RE: [css3-text] definition of 'word-break: break-all'

> "Yeah, I" breaks as "Y·e·a·h·,·I"
> "I didn't say" breaks as "I·d·i·d·n·'·t·s·a·y"
> 
> while IE9 breaks
> 
> "Yeah, I" as "Y·e·a·h,·I"
> "I didn't" breaks as "I·d·i·d·n't·s·a·y"
> 
> I have to say I like IE9 better for these rather common cases, provide that these are
> embedded in CJK context.

I like IE9 too.

My idea was to allow breaks at first place, but comma and other such characters should be covered by the line-break property, so it covers IE9 behavior (if we can assume the UA has correct set of line-break rules.) That has a risk of interoperability issue because the rules of line-break are UA dependent though.

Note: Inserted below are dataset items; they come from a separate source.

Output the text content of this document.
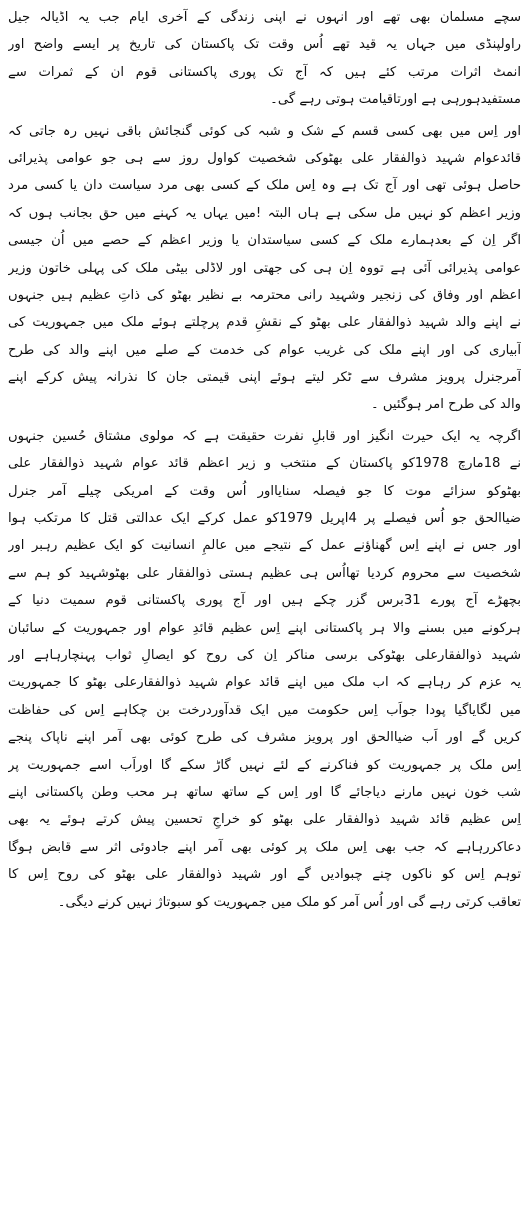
سچے مسلمان بھی تھے اور انہوں نے اپنی زندگی کے آخری ایام جب یہ اڈیالہ جیل
راولپنڈی میں جہاں یہ قید تھے اُس وقت تک پاکستان کی تاریخ پر ایسے واضح اور
انمٹ اثرات مرتب کئے ہیں کہ آج تک پوری پاکستانی قوم ان کے ثمرات سے
مستفیدہورہی ہے اورتاقیامت ہوتی رہے گی۔
اور اِس میں بھی کسی قسم کے شک و شبہ کی کوئی گنجائش باقی نہیں رہ جاتی کہ
قائدعوام شہید ذوالفقار علی بھٹوکی شخصیت کواول روز سے ہی جو عوامی پذیرائی
حاصل ہوئی تھی اور آج تک ہے وہ اِس ملک کے کسی بھی مرد سیاست دان یا کسی مرد
وزیر اعظم کو نہیں مل سکی ہے ہاں البتہ !میں یہاں یہ کہنے میں حق بجانب ہوں کہ
اگر اِن کے بعدہمارے ملک کے کسی سیاستدان یا وزیر اعظم کے حصے میں اُن جیسی
عوامی پذیرائی آئی ہے تووہ اِن ہی کی جھتی اور لاڈلی بیٹی ملک کی پہلی خاتون وزیر
اعظم اور وفاق کی زنجیر وشہید رانی محترمہ بے نظیر بھٹو کی ذاتِ عظیم ہیں جنہوں
نے اپنے والد شہید ذوالفقار علی بھٹو کے نقشِ قدم پرچلتے ہوئے ملک میں جمہوریت کی
آبیاری کی اور اپنے ملک کی غریب عوام کی خدمت کے صلے میں اپنے والد کی طرح
آمرجنرل پرویز مشرف سے ٹکر لیتے ہوئے اپنی قیمتی جان کا نذرانہ پیش کرکے اپنے
والد کی طرح امر ہوگئیں ۔
اگرچہ یہ ایک حیرت انگیز اور قابلِ نفرت حقیقت ہے کہ مولوی مشتاق حُسین جنہوں
نے 18مارچ 1978کو پاکستان کے منتخب و زیر اعظم قائد عوام شہید ذوالفقار علی
بھٹوکو سزائے موت کا جو فیصلہ سنایااور اُس وقت کے امریکی چیلے آمر جنرل
ضیاالحق جو اُس فیصلے پر 4اپریل 1979کو عمل کرکے ایک عدالتی قتل کا مرتکب ہوا
اور جس نے اپنے اِس گھناؤنے عمل کے نتیجے میں عالمِ انسانیت کو ایک عظیم رہبر اور
شخصیت سے محروم کردیا تھااُس ہی عظیم ہستی ذوالفقار علی بھٹوشہید کو ہم سے
بچھڑے آج پورے 31برس گزر چکے ہیں اور آج پوری پاکستانی قوم سمیت دنیا کے
ہرکونے میں بسنے والا ہر پاکستانی اپنے اِس عظیم قائدِ عوام اور جمہوریت کے سائبان
شہید ذوالفقارعلی بھٹوکی برسی مناکر اِن کی روح کو ایصالِ ثواب پہنچارہاہے اور
یہ عزم کر رہاہے کہ اب ملک میں اپنے قائد عوام شہید ذوالفقارعلی بھٹو کا جمہوریت
میں لگایاگیا پودا جواَب اِس حکومت میں ایک قدآوردرخت بن چکاہے اِس کی حفاظت
کریں گے اور اَب ضیاالحق اور پرویز مشرف کی طرح کوئی بھی آمر اپنے ناپاک پنجے
اِس ملک پر جمہوریت کو فناکرنے کے لئے نہیں گاڑ سکے گا اوراَب اسے جمہوریت پر
شب خون نہیں مارنے دیاجائے گا اور اِس کے ساتھ ساتھ ہر محب وطن پاکستانی اپنے
اِس عظیم قائد شہید ذوالفقار علی بھٹو کو خراجِ تحسین پیش کرتے ہوئے یہ بھی
دعاکررہاہے کہ جب بھی اِس ملک پر کوئی بھی آمر اپنے جادوئی اثر سے قابض ہوگا
توہم اِس کو ناکوں چنے چبوادیں گے اور شہید ذوالفقار علی بھٹو کی روح اِس کا
تعاقب کرتی رہے گی اور اُس آمر کو ملک میں جمہوریت کو سبوتاژ نہیں کرنے دیگی۔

> (Speaking of examples, the 'word-break: break-all;' part of Example 4:
> 
>   # 这·是·一·些·汉·字·...
> 
> lacks a comma:

Fixed, thank you.

> As another test case which is pretty far from a normal CJK use case, the Thai example in
> the spec has no difference in IE9 when 'word-break:
> break-all' is on. The further proves that IE is pretty close to that statement in Example 4
> as a Thai character is Class SA, not AL.

SA is defined as:

| Therefore complex context analysis, often involving dictionary lookup of some form,
| is required to determine non-emergency line breaks. If such analysis is not available,
| it is recommended to treat them as AL.

So SA=AL if you haven't installed dictionary. But UAX#14 has a lot of such re-assignment rules and is complex that I'm a little nervous to follow example 4, which requires more complex analysis than example 3. I guess I need a little more time to analyze its impact.

> So the current definition seems to be in favor of the WebKit and Gecko's direction. I don't
> necessarily disagree with that but I hope we have more convergence here...

It depends on what to have in the line-break rules. How much we can depend on the rules and how much we should define in break-all needs more thoughts and discussions.


Regards,
Koji

Received on Thursday, 10 May 2012 14:56:44 UTC